Friday, October 14, 2011

Blogorado Funnies, Part I

Heh. SCI-FI got a little punchy whilst hunting the elusive prairie dog. Enjoy!



DRAMATIZATION. MAY NOT HAVE HAPPENED EXACTLY AS SHOWN BELOW.
But for those who were there, we know it's realistic.

Imagine a firing line of prairie dog hunters, dirty and tired, walking together through a field, scanning for varmint to kill.

Spear calls out:        "Prairie dog, 12 o'clock. Up at the top of the ridge."

Ambulance Driver:       "Where?"

Spear:  "Up there, between the fenceline and the green scrub."

LawDog (squinting):     "Green scrub?"

SCI-FI (squinting harder):      "There's a fence?"

Ambulance Driver (through his optics):  "That big gray thing? That's a STUMP."

Spear:  "I'll mark him." POW! Spear puts one into the prairie dog's neighborhood, but nothing moves.

Ambulance Driver:       "See? Stump." POW! Fires a round of his own. Still no reaction from the "prairie dog."

LawDog: "I see it." POW! STILL no reaction.

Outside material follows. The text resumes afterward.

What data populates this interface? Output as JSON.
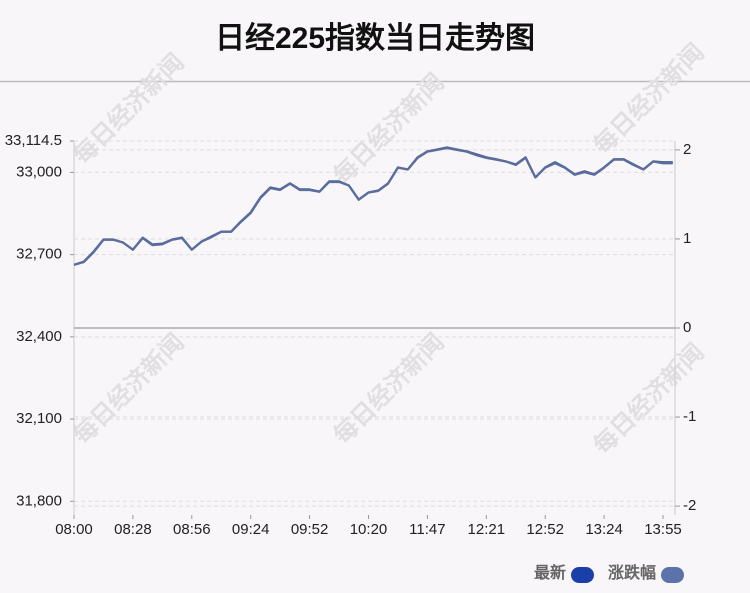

By now, most of us have optics on the "stump." Apparently, Spear had seen the biggest silverback prairie dog in the state of Colorado.  Not only was it the size of a tree stump, it was apparently on Prozac, because it was completely unfazed by the bullets we lobbed its way.  It sat, stared, twitched, scratched itself, yawned.

Spear would continue calling out targets like this for the duration of Blogorado III, all with his naked eye.  "Prairie dog in the open, running left, he's got a limp."

One of us would challenge Spear's claim, but anyone with optics could back him up.  "Right there, in the second green strip of land, he's dancing the Macarena!  Do you see him?"  Spear could read the prairie dog's résumé and college transcript before the rest of us ever saw anything.

The silverback prairie dog, for his part, finally got bored and left the field of battle, uninjured and apparently un-shot.

If Spear is to be believed (and he always should be), the little bastard gave us the finger as he crawled back into his burrow.



I do have to admit, that sure sounds like fun. Well, not for the prairie dogs...

That is all.

1 comment:

Ambulance Driver said...

Another conversation regarding Spear's freaky eyesight:

Spear: "Prairie dog in the open, 900 yards, just below the fence line. Anybody got the ass to try him?"

AD: (looking through scope at 9x) "How do you even see that? I can barely make him out with a $%^#& scope, and you're using a *&#$%@ Mark I eyeball!"

Spear: "Hey, AD? It's a male."

Seriously, dood has some freakish eyesight.